The Quality-of-Service(QoS) parameter, vrate bounds express the percentage range of how much the device may be throttled up and down to meet the latency targets. For example, a range of 50% - 125% tells the controller to adjust maximum command issue rate between half and 1.25x of what would add up to 100% according to the cost model parameters. If the rbps is 400MBps and the workload is only doing sequential read, depending on the completion latency, the iocost controller will allow issuing between 200MBps and 500MBps.

The QoS parameters are affected by both the device itself and, to a lesser extent, the requirements of the workloads. In most cases, a device's latency response graph has a point where latency takes off. The device is already saturated and adding more concurrent commands increases the latency. Setting target latencies around that point is one way to configure the QoS parameters.

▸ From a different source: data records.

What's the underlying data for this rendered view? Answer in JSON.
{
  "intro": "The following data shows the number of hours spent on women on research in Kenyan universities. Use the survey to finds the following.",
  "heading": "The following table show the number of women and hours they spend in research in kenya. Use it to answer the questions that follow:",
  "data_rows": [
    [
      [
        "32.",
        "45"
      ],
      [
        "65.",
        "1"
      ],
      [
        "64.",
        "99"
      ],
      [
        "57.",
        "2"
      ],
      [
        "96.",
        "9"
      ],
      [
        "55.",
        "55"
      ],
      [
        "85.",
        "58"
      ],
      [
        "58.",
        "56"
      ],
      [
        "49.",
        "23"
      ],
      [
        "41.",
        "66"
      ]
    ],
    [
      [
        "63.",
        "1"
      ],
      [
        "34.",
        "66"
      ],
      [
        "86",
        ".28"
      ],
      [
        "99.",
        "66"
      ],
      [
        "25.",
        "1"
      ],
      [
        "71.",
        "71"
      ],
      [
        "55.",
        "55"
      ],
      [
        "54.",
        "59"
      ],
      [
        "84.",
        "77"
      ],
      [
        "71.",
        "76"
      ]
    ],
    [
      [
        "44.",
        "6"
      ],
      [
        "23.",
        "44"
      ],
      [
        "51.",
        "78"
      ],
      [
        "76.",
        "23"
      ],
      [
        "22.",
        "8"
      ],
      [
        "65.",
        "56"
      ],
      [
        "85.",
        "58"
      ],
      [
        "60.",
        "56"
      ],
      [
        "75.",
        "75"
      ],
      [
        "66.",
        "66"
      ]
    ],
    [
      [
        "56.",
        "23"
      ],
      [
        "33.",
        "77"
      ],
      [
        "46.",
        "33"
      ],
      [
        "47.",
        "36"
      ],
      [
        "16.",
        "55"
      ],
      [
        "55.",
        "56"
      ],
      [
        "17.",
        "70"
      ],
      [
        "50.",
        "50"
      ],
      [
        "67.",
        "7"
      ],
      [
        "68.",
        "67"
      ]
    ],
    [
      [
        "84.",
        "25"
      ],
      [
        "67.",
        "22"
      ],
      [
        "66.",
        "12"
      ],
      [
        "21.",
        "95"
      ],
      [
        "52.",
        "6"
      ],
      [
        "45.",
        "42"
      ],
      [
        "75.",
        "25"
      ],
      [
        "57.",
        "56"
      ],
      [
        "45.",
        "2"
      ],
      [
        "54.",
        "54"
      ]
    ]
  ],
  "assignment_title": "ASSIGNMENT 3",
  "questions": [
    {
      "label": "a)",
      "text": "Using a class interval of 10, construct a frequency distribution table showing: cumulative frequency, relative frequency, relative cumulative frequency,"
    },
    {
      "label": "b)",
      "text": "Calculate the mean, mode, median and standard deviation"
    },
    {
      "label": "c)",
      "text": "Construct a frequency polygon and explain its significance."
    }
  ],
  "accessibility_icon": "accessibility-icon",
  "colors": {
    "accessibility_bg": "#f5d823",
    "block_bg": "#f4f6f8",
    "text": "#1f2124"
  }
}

Another interesting aspect is that the vrate range can guide the underlying device. For example, some SSDs can complete a lot of writes at a very high speed for a short time and then go into a semi-comatose state, failing to complete other commands for hundreds or even thousands of milliseconds. While such bursts might look good on simple short benchmarks, they don't bring a lot of practical benefits and are detrimental to any latency-sensitive workloads, which may end up getting hit by the following stalls. iocost can avoid such irregularities by limiting vrate max close to 100% so that no matter how quickly the device signals write completion, the system never issues more than it can sustain. There are also SSDs that show significantly raised latencies for a while no matter how few IOs are thrown at it, likely during a certain phase of garbage collection. In such cases, scaling down the command issue rate further doesn't gain anything while losing the total amount of work. The vrate min bound can protect against such temporary extreme cases.

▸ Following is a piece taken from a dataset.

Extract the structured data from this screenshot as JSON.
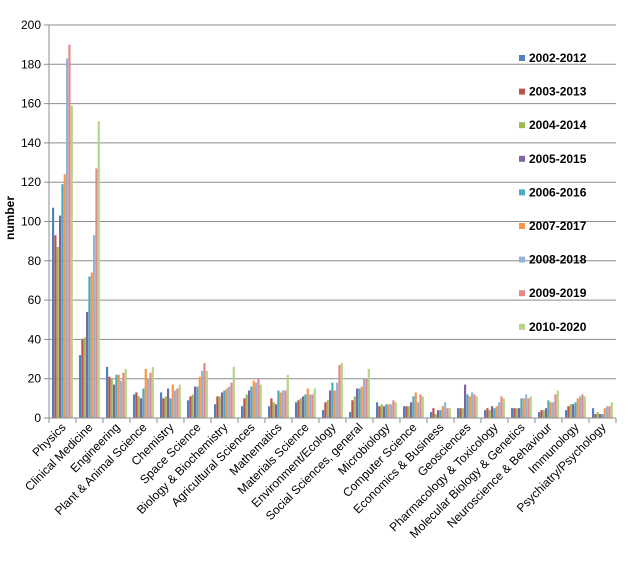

These are a lot of numbers to configure, but they're, for the most part, device model specific. In the future, we're hoping to build a database with known devices and their parameters so that they get configured automatically.

The Benchmark

/var/lib/resctl-demo/misc-bin/iocost_coef_gen.py runs as rd-bench-iocost.service and determines both the cost model and QoS parameters.

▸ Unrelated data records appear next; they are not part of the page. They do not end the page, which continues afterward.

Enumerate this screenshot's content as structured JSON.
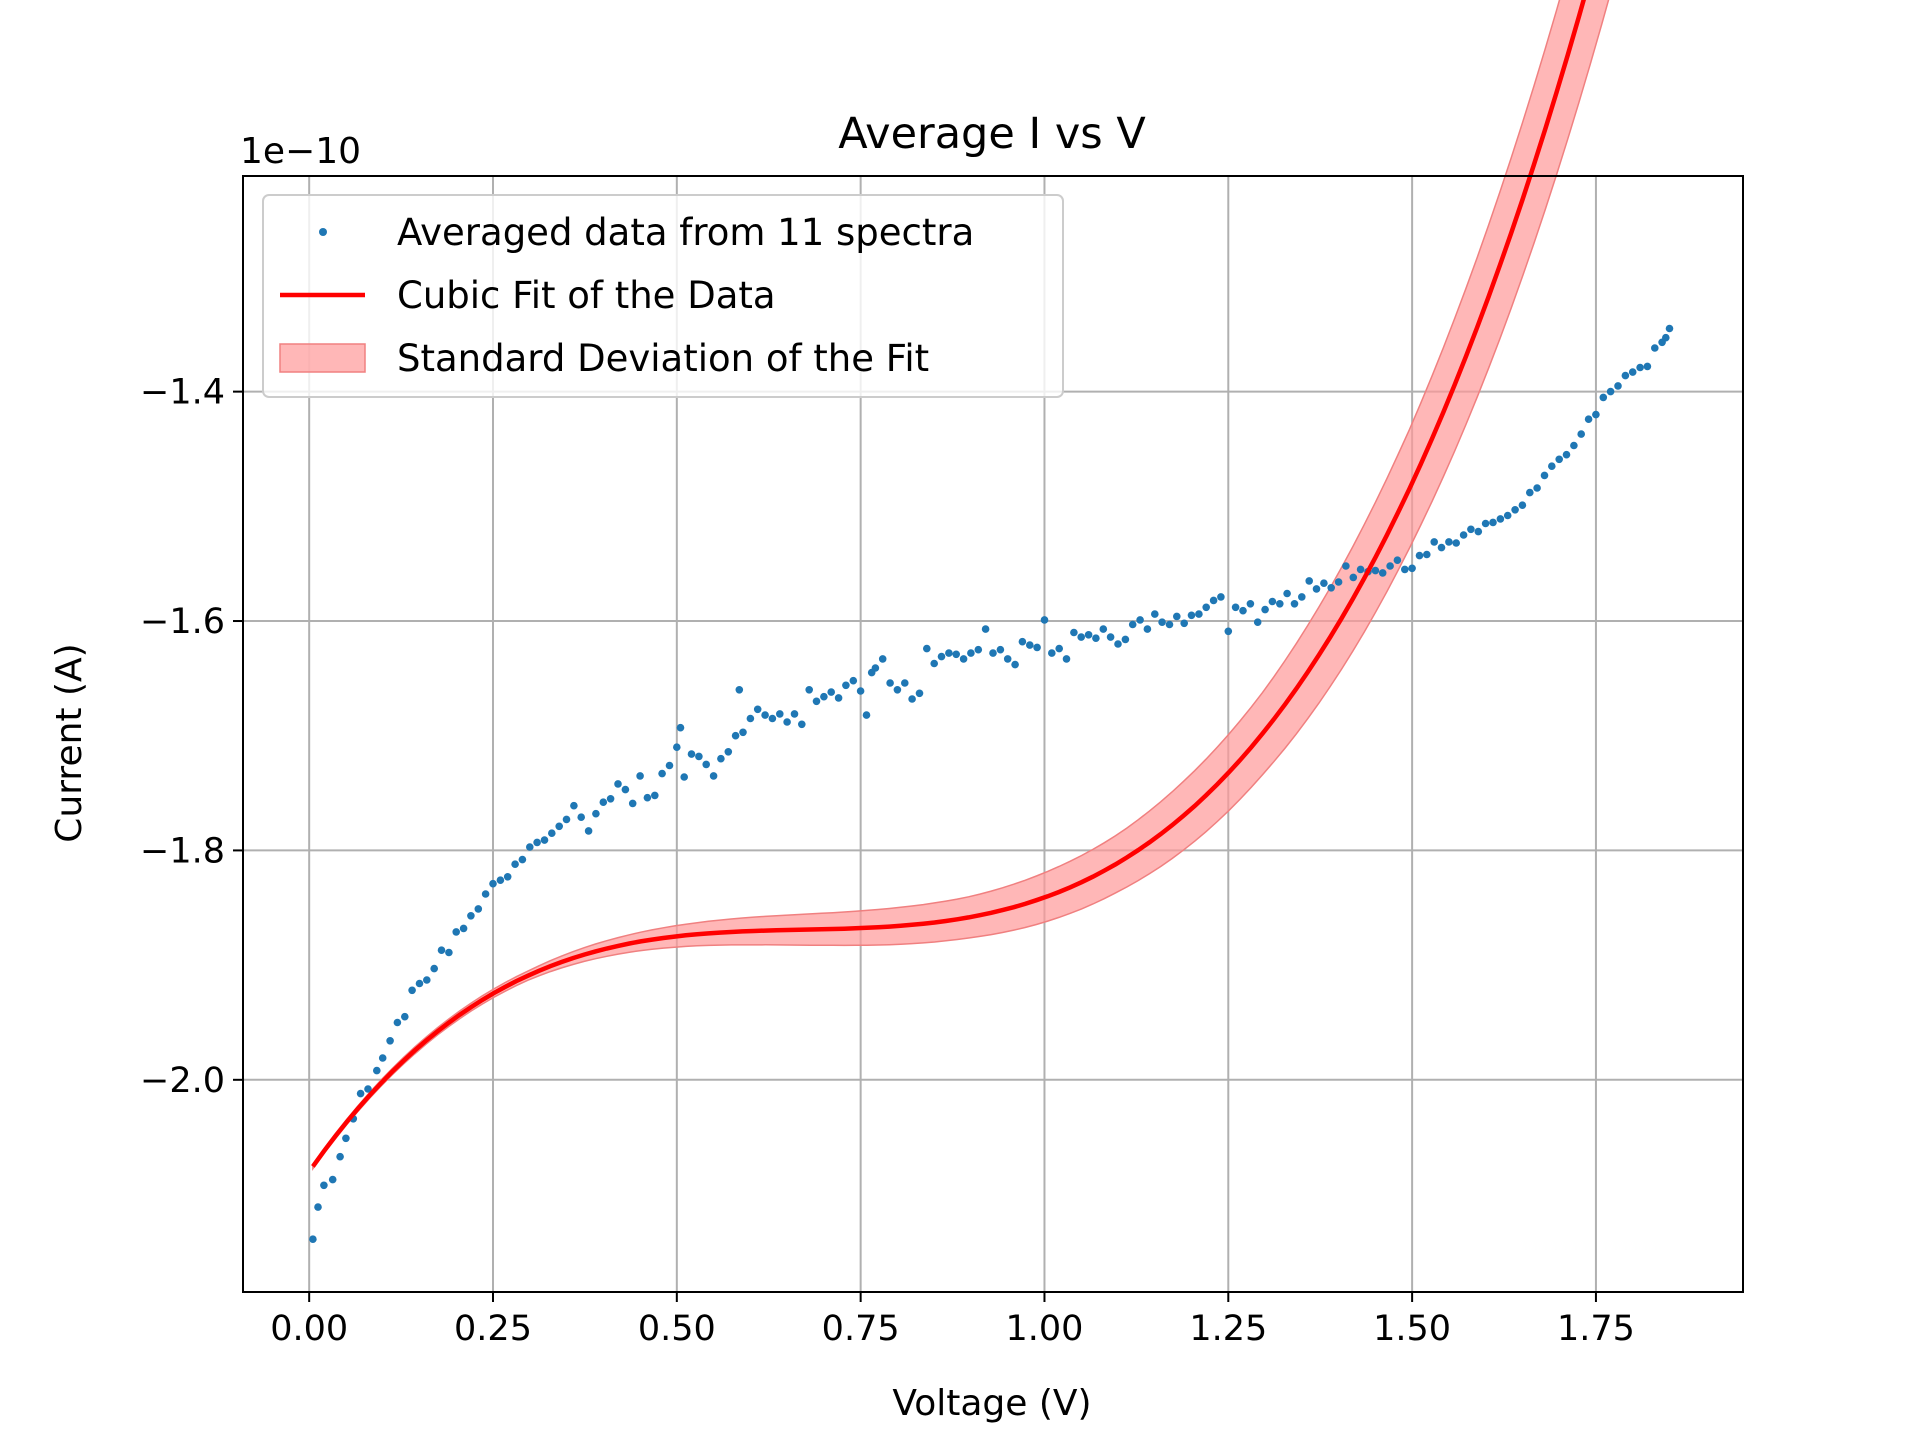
{
  "chart_data": {
    "type": "scatter",
    "title": "Average I vs V",
    "xlabel": "Voltage (V)",
    "ylabel": "Current (A)",
    "y_offset_label": "1e−10",
    "xlim": [
      -0.09,
      1.95
    ],
    "ylim": [
      -2.185,
      -1.212
    ],
    "grid": true,
    "legend_position": "upper left",
    "x_ticks": [
      0.0,
      0.25,
      0.5,
      0.75,
      1.0,
      1.25,
      1.5,
      1.75
    ],
    "x_tick_labels": [
      "0.00",
      "0.25",
      "0.50",
      "0.75",
      "1.00",
      "1.25",
      "1.50",
      "1.75"
    ],
    "y_ticks": [
      -2.0,
      -1.8,
      -1.6,
      -1.4
    ],
    "y_tick_labels": [
      "−2.0",
      "−1.8",
      "−1.6",
      "−1.4"
    ],
    "colors": {
      "scatter": "#1f77b4",
      "fit": "#ff0000",
      "band": "#ff9999",
      "band_edge": "#f08080"
    },
    "legend": [
      {
        "label": "Averaged data from 11 spectra",
        "kind": "scatter"
      },
      {
        "label": "Cubic Fit of the Data",
        "kind": "line"
      },
      {
        "label": "Standard Deviation of the Fit",
        "kind": "band"
      }
    ],
    "series": [
      {
        "name": "Averaged data from 11 spectra",
        "type": "scatter",
        "points": [
          [
            0.005,
            -2.139
          ],
          [
            0.012,
            -2.111
          ],
          [
            0.02,
            -2.092
          ],
          [
            0.032,
            -2.087
          ],
          [
            0.042,
            -2.067
          ],
          [
            0.05,
            -2.051
          ],
          [
            0.06,
            -2.034
          ],
          [
            0.07,
            -2.012
          ],
          [
            0.08,
            -2.008
          ],
          [
            0.092,
            -1.992
          ],
          [
            0.1,
            -1.981
          ],
          [
            0.11,
            -1.966
          ],
          [
            0.12,
            -1.95
          ],
          [
            0.13,
            -1.945
          ],
          [
            0.14,
            -1.922
          ],
          [
            0.15,
            -1.916
          ],
          [
            0.16,
            -1.913
          ],
          [
            0.17,
            -1.903
          ],
          [
            0.18,
            -1.887
          ],
          [
            0.19,
            -1.889
          ],
          [
            0.2,
            -1.871
          ],
          [
            0.21,
            -1.868
          ],
          [
            0.22,
            -1.857
          ],
          [
            0.23,
            -1.851
          ],
          [
            0.24,
            -1.838
          ],
          [
            0.25,
            -1.829
          ],
          [
            0.26,
            -1.826
          ],
          [
            0.27,
            -1.823
          ],
          [
            0.28,
            -1.812
          ],
          [
            0.29,
            -1.808
          ],
          [
            0.3,
            -1.797
          ],
          [
            0.31,
            -1.793
          ],
          [
            0.32,
            -1.791
          ],
          [
            0.33,
            -1.785
          ],
          [
            0.34,
            -1.779
          ],
          [
            0.35,
            -1.773
          ],
          [
            0.36,
            -1.761
          ],
          [
            0.37,
            -1.771
          ],
          [
            0.38,
            -1.783
          ],
          [
            0.39,
            -1.768
          ],
          [
            0.4,
            -1.758
          ],
          [
            0.41,
            -1.755
          ],
          [
            0.42,
            -1.742
          ],
          [
            0.43,
            -1.747
          ],
          [
            0.44,
            -1.759
          ],
          [
            0.45,
            -1.735
          ],
          [
            0.46,
            -1.754
          ],
          [
            0.47,
            -1.752
          ],
          [
            0.48,
            -1.733
          ],
          [
            0.49,
            -1.726
          ],
          [
            0.5,
            -1.71
          ],
          [
            0.505,
            -1.693
          ],
          [
            0.51,
            -1.736
          ],
          [
            0.52,
            -1.716
          ],
          [
            0.53,
            -1.718
          ],
          [
            0.54,
            -1.725
          ],
          [
            0.55,
            -1.735
          ],
          [
            0.56,
            -1.72
          ],
          [
            0.57,
            -1.714
          ],
          [
            0.58,
            -1.7
          ],
          [
            0.585,
            -1.66
          ],
          [
            0.59,
            -1.697
          ],
          [
            0.6,
            -1.685
          ],
          [
            0.61,
            -1.677
          ],
          [
            0.62,
            -1.682
          ],
          [
            0.63,
            -1.685
          ],
          [
            0.64,
            -1.681
          ],
          [
            0.65,
            -1.688
          ],
          [
            0.66,
            -1.681
          ],
          [
            0.67,
            -1.69
          ],
          [
            0.68,
            -1.66
          ],
          [
            0.69,
            -1.67
          ],
          [
            0.7,
            -1.666
          ],
          [
            0.71,
            -1.662
          ],
          [
            0.72,
            -1.667
          ],
          [
            0.73,
            -1.656
          ],
          [
            0.74,
            -1.652
          ],
          [
            0.75,
            -1.661
          ],
          [
            0.758,
            -1.682
          ],
          [
            0.765,
            -1.645
          ],
          [
            0.77,
            -1.641
          ],
          [
            0.78,
            -1.633
          ],
          [
            0.79,
            -1.654
          ],
          [
            0.8,
            -1.66
          ],
          [
            0.81,
            -1.654
          ],
          [
            0.82,
            -1.668
          ],
          [
            0.83,
            -1.663
          ],
          [
            0.84,
            -1.624
          ],
          [
            0.85,
            -1.637
          ],
          [
            0.86,
            -1.631
          ],
          [
            0.87,
            -1.628
          ],
          [
            0.88,
            -1.629
          ],
          [
            0.89,
            -1.633
          ],
          [
            0.9,
            -1.628
          ],
          [
            0.91,
            -1.625
          ],
          [
            0.92,
            -1.607
          ],
          [
            0.93,
            -1.628
          ],
          [
            0.94,
            -1.625
          ],
          [
            0.95,
            -1.633
          ],
          [
            0.96,
            -1.638
          ],
          [
            0.97,
            -1.618
          ],
          [
            0.98,
            -1.621
          ],
          [
            0.99,
            -1.623
          ],
          [
            1.0,
            -1.599
          ],
          [
            1.01,
            -1.628
          ],
          [
            1.02,
            -1.624
          ],
          [
            1.03,
            -1.633
          ],
          [
            1.04,
            -1.61
          ],
          [
            1.05,
            -1.614
          ],
          [
            1.06,
            -1.612
          ],
          [
            1.07,
            -1.615
          ],
          [
            1.08,
            -1.607
          ],
          [
            1.09,
            -1.614
          ],
          [
            1.1,
            -1.62
          ],
          [
            1.11,
            -1.616
          ],
          [
            1.12,
            -1.603
          ],
          [
            1.13,
            -1.599
          ],
          [
            1.14,
            -1.607
          ],
          [
            1.15,
            -1.594
          ],
          [
            1.16,
            -1.601
          ],
          [
            1.17,
            -1.603
          ],
          [
            1.18,
            -1.596
          ],
          [
            1.19,
            -1.602
          ],
          [
            1.2,
            -1.595
          ],
          [
            1.21,
            -1.594
          ],
          [
            1.22,
            -1.588
          ],
          [
            1.23,
            -1.582
          ],
          [
            1.24,
            -1.579
          ],
          [
            1.25,
            -1.609
          ],
          [
            1.26,
            -1.588
          ],
          [
            1.27,
            -1.591
          ],
          [
            1.28,
            -1.585
          ],
          [
            1.29,
            -1.601
          ],
          [
            1.3,
            -1.59
          ],
          [
            1.31,
            -1.583
          ],
          [
            1.32,
            -1.585
          ],
          [
            1.33,
            -1.576
          ],
          [
            1.34,
            -1.585
          ],
          [
            1.35,
            -1.579
          ],
          [
            1.36,
            -1.565
          ],
          [
            1.37,
            -1.572
          ],
          [
            1.38,
            -1.567
          ],
          [
            1.39,
            -1.571
          ],
          [
            1.4,
            -1.566
          ],
          [
            1.41,
            -1.552
          ],
          [
            1.42,
            -1.562
          ],
          [
            1.43,
            -1.555
          ],
          [
            1.44,
            -1.557
          ],
          [
            1.45,
            -1.556
          ],
          [
            1.46,
            -1.558
          ],
          [
            1.47,
            -1.552
          ],
          [
            1.48,
            -1.547
          ],
          [
            1.49,
            -1.555
          ],
          [
            1.5,
            -1.554
          ],
          [
            1.51,
            -1.543
          ],
          [
            1.52,
            -1.542
          ],
          [
            1.53,
            -1.531
          ],
          [
            1.54,
            -1.536
          ],
          [
            1.55,
            -1.531
          ],
          [
            1.56,
            -1.532
          ],
          [
            1.57,
            -1.525
          ],
          [
            1.58,
            -1.52
          ],
          [
            1.59,
            -1.522
          ],
          [
            1.6,
            -1.515
          ],
          [
            1.61,
            -1.514
          ],
          [
            1.62,
            -1.511
          ],
          [
            1.63,
            -1.508
          ],
          [
            1.64,
            -1.503
          ],
          [
            1.65,
            -1.499
          ],
          [
            1.66,
            -1.488
          ],
          [
            1.67,
            -1.484
          ],
          [
            1.68,
            -1.473
          ],
          [
            1.69,
            -1.465
          ],
          [
            1.7,
            -1.459
          ],
          [
            1.71,
            -1.455
          ],
          [
            1.72,
            -1.447
          ],
          [
            1.73,
            -1.437
          ],
          [
            1.74,
            -1.424
          ],
          [
            1.75,
            -1.42
          ],
          [
            1.76,
            -1.405
          ],
          [
            1.77,
            -1.4
          ],
          [
            1.78,
            -1.395
          ],
          [
            1.79,
            -1.386
          ],
          [
            1.8,
            -1.383
          ],
          [
            1.81,
            -1.379
          ],
          [
            1.82,
            -1.378
          ],
          [
            1.83,
            -1.362
          ],
          [
            1.84,
            -1.357
          ],
          [
            1.845,
            -1.353
          ],
          [
            1.85,
            -1.345
          ]
        ]
      },
      {
        "name": "Cubic Fit of the Data",
        "type": "line",
        "x_range": [
          0.005,
          1.85
        ],
        "coefficients": [
          -2.08,
          0.914,
          -1.34,
          0.665
        ]
      },
      {
        "name": "Standard Deviation of the Fit",
        "type": "band",
        "x_range": [
          0.005,
          1.85
        ],
        "band": {
          "x": [
            0.005,
            0.3,
            0.6,
            0.9,
            1.1,
            1.3,
            1.5,
            1.7,
            1.85
          ],
          "half_width": [
            0.002,
            0.004,
            0.012,
            0.018,
            0.025,
            0.036,
            0.052,
            0.072,
            0.088
          ]
        }
      }
    ]
  }
}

The QoS parameters are calculated as 4 times the random IO completion latency at 90% load,, and the vrate range is between 25% and 90%. The formulas are derived empirically to achieve reliable demo behavior across various devices and may not be optimal for other use cases.

Once the benchmarks are complete, the demo recors the results in /var/lib/resctl-demo/bench.json and propagates to /sys/fs/cgroup/io.cost.model and /sys/fs/cgroup/io.cost.qos. If you edit the file, demo updates the kernel configurations accordingly.

You can re-run and cancel hashd benchmark by clicking the Toggle iocost benchmark button.